RCR readies more mall asset infusions this year

MANILA, Philippines — RL Commercial REIT Inc. (RCR) is poised to bolster its portfolio with more mall asset infusions planned this year from its sponsor Robinsons Land Corp. (RLC) .
RCR director and treasurer Kerwin Max Tan said the company and its fund manager have identified a list of assets that would be infused into RCR this year.
“Barring unforeseen circumstances, depending on market conditions, we’ll probably do the infusions into two batches of assets. And the type of assets most probably will be malls,” he said.
Tan said RCR intends to look out for constant infusions to grow the company.
RCR’s portfolio expanded to 38 assets by end-2025, following the infusion of nine mall assets from RLC through a tax-free property-for-share swap.
The infusion brought RCR’s gross leasable area (GLA) to 1.15 million square meters, 2.7 times its size at listing.
“These infusions go beyond portfolio growth. They reflect RLC’s strong belief in RCR, its long-term vision for value creation, and its commitment to providing RCR with high-quality, sustainable, income-generating assets that strengthen our scale, stability and resilience,” RCR president and CEO Jericho Go said.
RCR’s portfolio currently consists of 21 mall assets and 17 office assets across 25 key locations nationwide.
Malls account for 53 percent of total GLA, while offices account for 47 percent. The company maintained 96 percent blended occupancy and a weighted average lease expiry of 4.02 years.
RLC continues to hold a robust pipeline of potential future infusions, including over 1.1 million sqm of mall GLA, more than 250,000 sqm of office GLA, as well as logistics space and hotels.
Aside from offices and malls, Go said RCR would also consider other assets being infused “later on when the market allows for it.”
“We’ve not yet begun to include logistics as well as hotels (into our portfolio). Of course, there’s a process that needs to be followed, but the strength of RCR is largely attributable to the solid track record and performance of our sponsor,” Go said.
“That’s the beauty of having a very solid and strong sponsor in RLC. When we first listed, the asset type that was included was office because at the time, it was the most resilient asset class, coming out of the pandemic. Then all of a sudden, there’s been a recovery already in terms of the malls. Then the malls became the most likely and preferred asset class. Later on, that can be logistics, that can be hotels,” he said.

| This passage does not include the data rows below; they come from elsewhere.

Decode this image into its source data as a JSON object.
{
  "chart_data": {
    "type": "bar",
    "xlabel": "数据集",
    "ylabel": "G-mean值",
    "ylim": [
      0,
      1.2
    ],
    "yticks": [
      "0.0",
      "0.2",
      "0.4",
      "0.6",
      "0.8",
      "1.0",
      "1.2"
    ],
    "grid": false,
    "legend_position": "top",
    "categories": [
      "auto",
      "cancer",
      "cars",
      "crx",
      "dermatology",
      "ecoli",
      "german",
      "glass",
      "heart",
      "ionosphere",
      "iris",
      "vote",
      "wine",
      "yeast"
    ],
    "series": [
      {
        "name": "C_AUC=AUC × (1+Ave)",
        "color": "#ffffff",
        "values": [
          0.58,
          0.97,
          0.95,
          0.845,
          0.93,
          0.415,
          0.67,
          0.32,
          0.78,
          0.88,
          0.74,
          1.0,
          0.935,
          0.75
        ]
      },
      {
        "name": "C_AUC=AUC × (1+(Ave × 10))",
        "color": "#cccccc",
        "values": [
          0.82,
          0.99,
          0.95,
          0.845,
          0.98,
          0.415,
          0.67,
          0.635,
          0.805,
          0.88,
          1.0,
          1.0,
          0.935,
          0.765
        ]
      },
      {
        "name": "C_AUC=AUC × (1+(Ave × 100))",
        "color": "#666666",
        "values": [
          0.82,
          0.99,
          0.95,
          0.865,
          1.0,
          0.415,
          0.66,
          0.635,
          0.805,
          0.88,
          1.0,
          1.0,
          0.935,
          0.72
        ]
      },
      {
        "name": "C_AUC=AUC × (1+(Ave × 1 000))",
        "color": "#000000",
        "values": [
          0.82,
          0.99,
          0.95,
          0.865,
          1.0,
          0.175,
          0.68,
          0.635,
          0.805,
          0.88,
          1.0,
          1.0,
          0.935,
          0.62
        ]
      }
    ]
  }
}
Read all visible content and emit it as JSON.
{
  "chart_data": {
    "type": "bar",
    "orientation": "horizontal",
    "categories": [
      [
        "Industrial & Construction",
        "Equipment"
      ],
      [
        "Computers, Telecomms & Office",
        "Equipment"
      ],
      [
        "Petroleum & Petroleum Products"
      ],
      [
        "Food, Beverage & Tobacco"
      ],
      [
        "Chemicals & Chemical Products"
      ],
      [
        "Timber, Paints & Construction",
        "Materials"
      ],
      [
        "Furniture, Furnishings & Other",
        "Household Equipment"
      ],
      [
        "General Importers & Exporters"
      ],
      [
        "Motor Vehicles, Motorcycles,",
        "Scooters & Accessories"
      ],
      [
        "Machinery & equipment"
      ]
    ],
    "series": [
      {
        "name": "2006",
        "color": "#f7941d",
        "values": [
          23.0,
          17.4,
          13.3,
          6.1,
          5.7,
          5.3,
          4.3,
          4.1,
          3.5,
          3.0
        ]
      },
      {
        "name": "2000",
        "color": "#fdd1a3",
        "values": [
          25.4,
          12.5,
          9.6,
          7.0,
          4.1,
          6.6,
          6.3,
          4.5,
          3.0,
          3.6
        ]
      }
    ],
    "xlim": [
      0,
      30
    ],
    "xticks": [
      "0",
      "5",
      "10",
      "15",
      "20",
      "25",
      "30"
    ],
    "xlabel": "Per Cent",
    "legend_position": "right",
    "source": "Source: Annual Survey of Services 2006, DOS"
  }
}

Backed by RLC, RCR said it remains focused on disciplined portfolio growth, efficiency-driven operations and sustainable returns for shareholders.
The company is likewise open to acquire third-party assets, according to Go.
“But it’s not as simple as negotiating the price. You also have to see the quality of the asset that is being purchased from a third-party in the way that it’s being managed and also their tenant profile,” Go said.
“As opposed to RLC, our sponsor, we already know the quality of the asset. We already know how it’s being managed, and we already know the tenant profile,” he said.